In Herzogenaurach gibt es in der Innenstadt vier Apotheken. Auch darin sieht Sehring-Castelli einen Grund, weshalb sie keinen Nachfolger gefunden hat. Dazu komme, dass es eine große Auswahl an „Apotheken meiner Generation“ gebe. Damit meint die Pharmazeutin Betriebe, die solide dastehen, bei denen aber Investitionen in Technik und Digitalisierung notwendig sind. „Ich habe keinen Kommissionierer und die Investitionen in den digitalen Bereich für das E-Rezept habe ich nicht mehr mitgemacht.“

Ihre Apotheke wollte die 66-Jährige außerdem „nicht um jeden Preis“ abgeben. „Wenn kein Nachfolger gefunden wird, der in meinem Sinne handelt, mache ich die Apotheke lieber zu“, sagt sie.
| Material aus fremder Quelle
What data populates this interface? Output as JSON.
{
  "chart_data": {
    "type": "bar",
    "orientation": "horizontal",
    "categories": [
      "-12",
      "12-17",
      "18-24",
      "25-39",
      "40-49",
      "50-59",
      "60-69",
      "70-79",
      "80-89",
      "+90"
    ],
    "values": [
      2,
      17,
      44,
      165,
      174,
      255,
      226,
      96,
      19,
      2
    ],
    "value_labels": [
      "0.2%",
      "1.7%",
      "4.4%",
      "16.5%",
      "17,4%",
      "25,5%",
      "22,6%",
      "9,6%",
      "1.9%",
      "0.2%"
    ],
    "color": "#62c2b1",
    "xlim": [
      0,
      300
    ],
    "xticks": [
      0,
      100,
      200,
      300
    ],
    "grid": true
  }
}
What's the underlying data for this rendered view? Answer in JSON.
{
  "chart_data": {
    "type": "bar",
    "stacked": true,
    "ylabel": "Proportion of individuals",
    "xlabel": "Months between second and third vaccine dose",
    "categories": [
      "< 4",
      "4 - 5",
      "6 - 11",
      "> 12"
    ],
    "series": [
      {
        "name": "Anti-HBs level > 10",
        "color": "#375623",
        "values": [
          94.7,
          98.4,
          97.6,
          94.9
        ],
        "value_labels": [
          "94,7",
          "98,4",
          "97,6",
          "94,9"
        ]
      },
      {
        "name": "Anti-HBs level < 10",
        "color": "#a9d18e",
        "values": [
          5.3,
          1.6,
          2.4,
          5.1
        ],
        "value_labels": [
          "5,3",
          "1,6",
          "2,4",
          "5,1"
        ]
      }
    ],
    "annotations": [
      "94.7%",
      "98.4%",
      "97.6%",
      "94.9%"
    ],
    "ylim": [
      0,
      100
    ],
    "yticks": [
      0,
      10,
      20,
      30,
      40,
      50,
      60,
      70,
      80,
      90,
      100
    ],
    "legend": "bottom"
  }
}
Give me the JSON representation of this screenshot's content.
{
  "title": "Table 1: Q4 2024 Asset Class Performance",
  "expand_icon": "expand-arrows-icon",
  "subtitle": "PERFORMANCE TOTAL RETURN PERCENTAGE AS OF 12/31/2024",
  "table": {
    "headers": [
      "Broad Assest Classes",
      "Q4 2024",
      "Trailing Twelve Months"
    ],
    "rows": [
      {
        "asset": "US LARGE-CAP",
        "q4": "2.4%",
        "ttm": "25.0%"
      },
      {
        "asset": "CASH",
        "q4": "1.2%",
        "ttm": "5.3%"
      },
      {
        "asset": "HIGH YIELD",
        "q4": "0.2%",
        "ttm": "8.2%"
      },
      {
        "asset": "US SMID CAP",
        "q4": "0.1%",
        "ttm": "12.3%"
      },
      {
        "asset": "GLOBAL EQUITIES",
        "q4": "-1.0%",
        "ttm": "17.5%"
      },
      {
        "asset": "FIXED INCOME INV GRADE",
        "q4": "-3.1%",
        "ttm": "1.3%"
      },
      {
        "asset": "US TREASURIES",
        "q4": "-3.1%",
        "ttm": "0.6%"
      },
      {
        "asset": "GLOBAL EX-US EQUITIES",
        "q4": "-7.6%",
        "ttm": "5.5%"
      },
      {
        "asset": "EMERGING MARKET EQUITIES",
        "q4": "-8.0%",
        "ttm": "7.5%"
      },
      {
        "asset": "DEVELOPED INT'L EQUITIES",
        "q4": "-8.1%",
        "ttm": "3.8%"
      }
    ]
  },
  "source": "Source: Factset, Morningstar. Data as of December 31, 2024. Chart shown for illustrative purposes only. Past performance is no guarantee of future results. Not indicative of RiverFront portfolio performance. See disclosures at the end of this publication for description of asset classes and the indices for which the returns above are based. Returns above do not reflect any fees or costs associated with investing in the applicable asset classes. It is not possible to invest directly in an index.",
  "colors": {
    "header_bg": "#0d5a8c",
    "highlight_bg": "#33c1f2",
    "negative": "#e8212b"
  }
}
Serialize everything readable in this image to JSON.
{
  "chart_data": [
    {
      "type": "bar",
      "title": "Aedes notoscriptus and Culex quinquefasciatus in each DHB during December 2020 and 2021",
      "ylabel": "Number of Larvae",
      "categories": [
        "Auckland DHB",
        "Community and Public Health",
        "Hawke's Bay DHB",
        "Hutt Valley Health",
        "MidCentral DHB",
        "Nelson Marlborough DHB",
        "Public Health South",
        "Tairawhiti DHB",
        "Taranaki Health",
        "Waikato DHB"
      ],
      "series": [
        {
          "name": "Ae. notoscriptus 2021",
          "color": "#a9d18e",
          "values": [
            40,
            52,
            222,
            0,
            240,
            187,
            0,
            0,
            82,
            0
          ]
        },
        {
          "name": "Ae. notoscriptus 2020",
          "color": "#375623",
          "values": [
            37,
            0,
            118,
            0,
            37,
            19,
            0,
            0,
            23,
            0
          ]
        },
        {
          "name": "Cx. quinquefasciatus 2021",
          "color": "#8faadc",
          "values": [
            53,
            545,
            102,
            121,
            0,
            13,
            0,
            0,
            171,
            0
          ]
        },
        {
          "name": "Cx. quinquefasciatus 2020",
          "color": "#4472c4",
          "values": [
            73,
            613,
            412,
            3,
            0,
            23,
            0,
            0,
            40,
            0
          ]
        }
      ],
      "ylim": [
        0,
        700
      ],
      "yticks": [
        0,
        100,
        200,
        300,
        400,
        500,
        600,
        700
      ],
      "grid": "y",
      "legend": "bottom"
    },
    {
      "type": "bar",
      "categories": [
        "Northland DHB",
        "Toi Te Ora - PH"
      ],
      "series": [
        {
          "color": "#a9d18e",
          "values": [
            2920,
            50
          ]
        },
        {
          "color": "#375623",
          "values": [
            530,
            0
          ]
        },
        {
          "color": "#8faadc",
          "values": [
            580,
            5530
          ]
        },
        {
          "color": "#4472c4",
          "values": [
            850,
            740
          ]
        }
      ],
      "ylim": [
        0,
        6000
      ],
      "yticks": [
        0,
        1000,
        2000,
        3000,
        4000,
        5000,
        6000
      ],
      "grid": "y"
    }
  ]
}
Die Schließung am 31. März bereitet ihr dennoch etwas Bauchschmerzen: „Es tut schon weh, ich hätte gerne gesehen, dass die Apotheke fortbesteht.“ Froh ist Sehring-Castelli, dass ihr Team versorgt ist – fünf hätten neue Stellen, zwei gingen ebenfalls in den Ruhestand.